A total stunner – that’s the best way to describe the manufacturing and trade results of this morning’s Commerce Department report on economic growth during the first quarter broken down by industry. Unfortunately, they provide causes for both optimism and pessimism about whether President Trump’s tariff-centric trade policies will strengthen or weaken U.S. domestic industry over any analytically respectable period of time. And one big reason may be that manufacturers are still in the process of adjusting their business models to cope with the new policy environment.
The case for optimism rests on the quarterly growth (albeit a measly 0.03 percent) registered by American-located manufacturing despite a steep (20.25 percent) plunge in the sector’s huge and longstanding trade deficit. That kind of nosedive in the shortfall hasn’t been seen since the depths of the Great Recession – when manufacturing production was plummeting, too. (In this case, growth is measured by current-dollar “value-added,” which eliminates much of the double-counting that can result when economists calculate the production increases of final products without stripping out the previous output of the parts, components, and materials comprising them.)
The new data also contrasts with the last time of comparably meager quarterly manufacturing growth – 2016. During that final year of the Obama administration, industry grew sequentially by 0.63 percent in the second quarter, flat-lined in the third quarter, and 0.02 percent in the fourth quarter. The manufacturing trade deficit changes back then? In the second quarter, it grew by 8.96 percent, in the third quarter it increased by 7.52 percent, and in the fourth quarter is shrank – but by a bare 0.52 percent.
In fact, the last time a double-digit sequential decline in the manufacturing trade deficit took place (during the first quarter of 2016, when it sank by 10.17 percent), manufacturing production actually dropped – by 1.42 percent.
Manufacturing’s performance looks better when examined on an annual basis. Between the first quarter of 2018 and the first quarter of 2019, manufacturing value-added grew by 4.99 percent, while the manufacturing trade gap widened by only 1.55 percent. That’s greatly improved over last year’s yearly statistics by quarter.
Between the second quarter of 2017 (the first full data quarter under President Trump), and the second quarter of 2018, manufacturing production rose by 8.08 percent, while the trade deficit widened by 7.83 percent. The third quarter numbers: 7.23 percent and 12.45 percent. The fourth quarter numbers: 6.21 percent and 17.80 percent.
The second and third quarter results were clearly distorted by “tariff front-running” – businesses’ decisions to procure as much in the way of imports from China before major duties were imposed. That’s evident from the dramatic slowdown in the manufacturing trade gap’s first quarter annualized increase.

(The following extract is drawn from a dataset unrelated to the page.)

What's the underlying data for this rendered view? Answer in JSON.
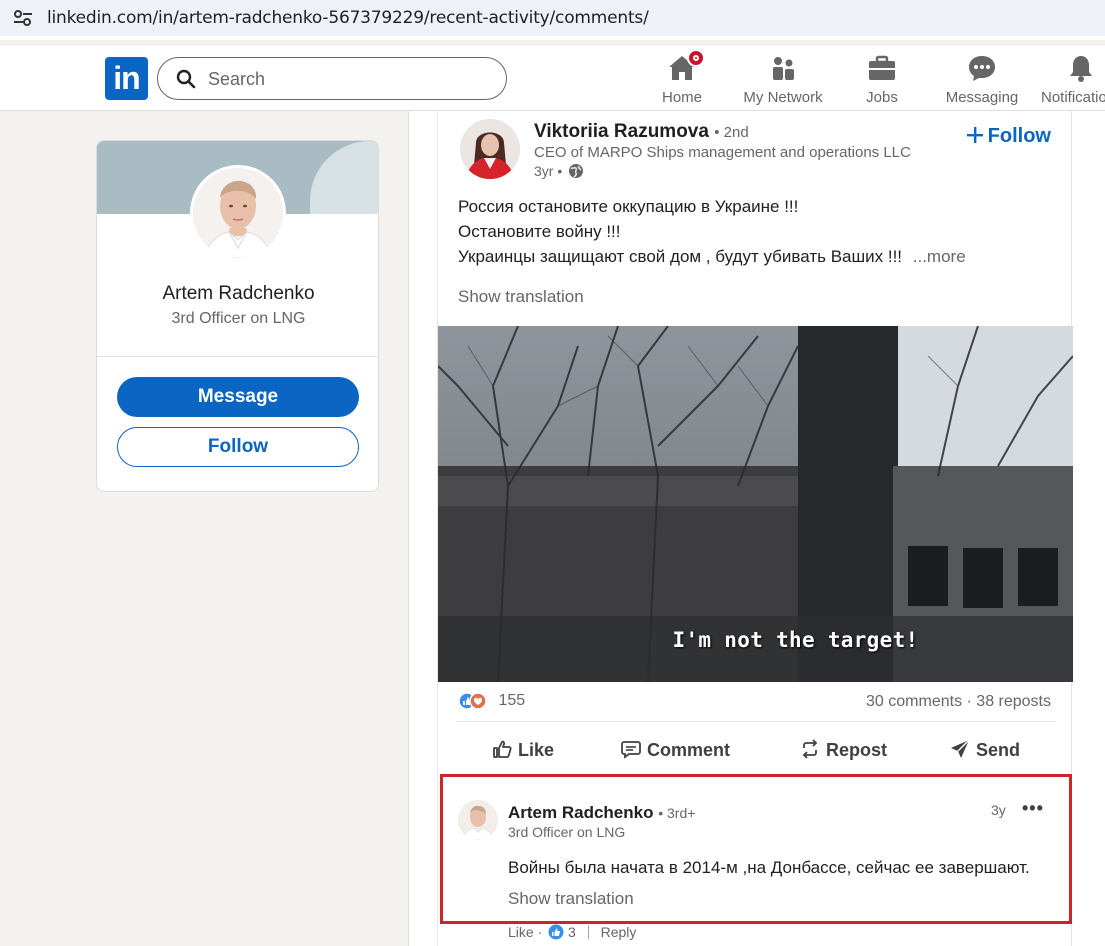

But for both sets of data, there’s a rub that should be obvious: Both between the fourth quarter of 2018 and the first quarter of 2019, and over the past year, the drop-off in the manufacturing trade deficit was accompanied by a drop-off in manufacturing’s growth rate itself. And that first quarter sequential 0.03 percent production increase was the worst such result since the fourth quarter, 2016’s 0.02 percent.
Optimists can take heart from industry’s ability to eak out growth despite continuing and even greater supply chain disruptions, and despite unusual inventory buildups triggered by tariffs and especially by their anticipation. Also arguably encouraging manufacturing growth that’s ever less reliant on foreign inputs. Pessimists can observe out that the minimal growth indicates that adequate rates of manufacturing expansion still depend on robust net imports.
Both vantage points should recognize that domestic manufacturing remains in a state of uncertainty (as the current narrative holds) and sometimes outright confusion and turmoil – and that the threat of much more widespread China tariffs and increases on current China tariffs will greatly limit clarity going forward. Which means that both should agree that a valid verdict on the President’s trade policies won’t be possible for many months into the future.